In tropical climates, pharaoh ants nest outdoors, in plant cavities. Unlike their cousins, they do not nest in a permanent territory, but depend more on their relationship with man. Workers from other colonies are not chased away, and some young may even be exchanged. Males and queens are produced, but they do not swarm when mating. New locations are colonized when the workers leave with some of the young (eggs, larvae and pupae). Even if no queen accompanies them, the workers are able to develop one from the young. These ants feed on living or dead insects and fatty substances (including shoe polish) or sugars (fruit juice and pastry). They quickly guide other individuals to a source of nourishment by leaving scent trails, and they can contribute to the transportation of microbes.

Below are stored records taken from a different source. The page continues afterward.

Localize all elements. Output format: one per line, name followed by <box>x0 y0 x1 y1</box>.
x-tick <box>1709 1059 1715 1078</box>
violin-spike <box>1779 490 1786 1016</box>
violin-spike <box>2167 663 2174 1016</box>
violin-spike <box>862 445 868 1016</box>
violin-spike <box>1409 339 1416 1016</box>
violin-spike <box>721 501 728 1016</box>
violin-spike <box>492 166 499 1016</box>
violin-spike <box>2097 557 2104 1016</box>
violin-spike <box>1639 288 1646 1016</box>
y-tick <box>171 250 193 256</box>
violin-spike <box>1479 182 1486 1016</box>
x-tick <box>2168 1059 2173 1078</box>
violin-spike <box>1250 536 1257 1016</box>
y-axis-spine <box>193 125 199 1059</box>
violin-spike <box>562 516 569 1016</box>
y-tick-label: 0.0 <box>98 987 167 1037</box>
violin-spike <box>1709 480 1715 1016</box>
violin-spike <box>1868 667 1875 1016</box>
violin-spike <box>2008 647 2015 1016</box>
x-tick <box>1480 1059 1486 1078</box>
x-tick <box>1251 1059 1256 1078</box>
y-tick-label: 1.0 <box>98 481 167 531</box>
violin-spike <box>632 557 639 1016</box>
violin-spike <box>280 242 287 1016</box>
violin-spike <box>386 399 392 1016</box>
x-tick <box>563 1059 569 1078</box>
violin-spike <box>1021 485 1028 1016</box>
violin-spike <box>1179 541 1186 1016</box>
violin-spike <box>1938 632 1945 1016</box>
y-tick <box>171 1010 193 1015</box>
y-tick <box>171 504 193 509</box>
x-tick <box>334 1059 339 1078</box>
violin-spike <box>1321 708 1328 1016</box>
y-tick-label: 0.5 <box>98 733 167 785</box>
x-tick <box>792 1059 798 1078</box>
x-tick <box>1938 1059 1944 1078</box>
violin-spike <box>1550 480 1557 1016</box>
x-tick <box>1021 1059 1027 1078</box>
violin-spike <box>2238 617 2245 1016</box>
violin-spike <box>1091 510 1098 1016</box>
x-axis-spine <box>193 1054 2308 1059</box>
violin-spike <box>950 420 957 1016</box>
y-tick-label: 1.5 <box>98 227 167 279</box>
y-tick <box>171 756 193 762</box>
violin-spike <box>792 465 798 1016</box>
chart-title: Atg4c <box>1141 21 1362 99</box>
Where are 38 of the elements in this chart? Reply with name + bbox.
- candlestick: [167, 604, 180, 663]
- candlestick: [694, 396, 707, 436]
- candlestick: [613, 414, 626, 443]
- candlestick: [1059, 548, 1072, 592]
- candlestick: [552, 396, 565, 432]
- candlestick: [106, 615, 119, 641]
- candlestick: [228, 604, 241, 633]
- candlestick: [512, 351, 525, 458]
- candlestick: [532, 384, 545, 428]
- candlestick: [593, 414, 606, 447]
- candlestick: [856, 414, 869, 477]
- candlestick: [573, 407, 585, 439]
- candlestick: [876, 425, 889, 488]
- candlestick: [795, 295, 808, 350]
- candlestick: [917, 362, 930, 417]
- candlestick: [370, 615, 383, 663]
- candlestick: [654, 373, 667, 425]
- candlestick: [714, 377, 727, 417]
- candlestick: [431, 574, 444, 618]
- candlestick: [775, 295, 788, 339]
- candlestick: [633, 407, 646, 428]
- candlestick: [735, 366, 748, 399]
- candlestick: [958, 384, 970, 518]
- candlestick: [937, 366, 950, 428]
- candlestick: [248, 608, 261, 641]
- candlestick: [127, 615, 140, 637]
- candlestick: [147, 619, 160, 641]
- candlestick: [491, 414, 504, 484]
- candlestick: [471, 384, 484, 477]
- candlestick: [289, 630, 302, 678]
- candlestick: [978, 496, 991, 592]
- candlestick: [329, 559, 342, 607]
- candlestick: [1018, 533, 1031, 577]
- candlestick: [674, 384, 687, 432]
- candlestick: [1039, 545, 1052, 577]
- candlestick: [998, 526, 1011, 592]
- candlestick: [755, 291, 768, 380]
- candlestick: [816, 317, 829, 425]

Places where they can be found in the home

A single box of cookies can provide for the needs of an entire colony. Pharaoh ants are often discovered in the kitchen or bathroom because of the heat and humidity. They can be found inside walls, in the smallest cracks and along pipes, in wardrobes and furniture, between sheets of paper, under the floor, and near the dishwasher. They manage to get into such surprising places as a closed jar with a screw-on lid. They also invade greenhouses, places where food is stored (restaurants, pet shops, zoos) and hospitals.

Prevention methods

Ideally, avoid leaving any food or scraps around the house and use hermetically sealed containers. Plugging up cracks in the house can also help.

Control methods

It sometimes requires patience to get rid of these ants because the most effective measures are not necessarily the fastest, and the situation must be closely monitored since there are often several nests. We also need to know what we are doing; using a poorly chosen insecticide can break up a large colony into several smaller ones. Workers may be incited to take some young with them, with or without a queen, to colonize a new location. Researchers have made, and continue to make, a great effort to discover ways to control this insect with its highly-varied and often hard-to-find nesting sites, the existence of which is not always obvious. Studying their food preferences has helped develop baits that can be used to detect their presence. Foods they enjoy are placed along the scent trails they use for their movements. Sometimes it is necessary to change the bait. A chemical that will be carried back to the nest and exchanged with the whole colony can then be added to the bait. They even have synthesized chemicals that prevent them from developing into adults or render them sterile.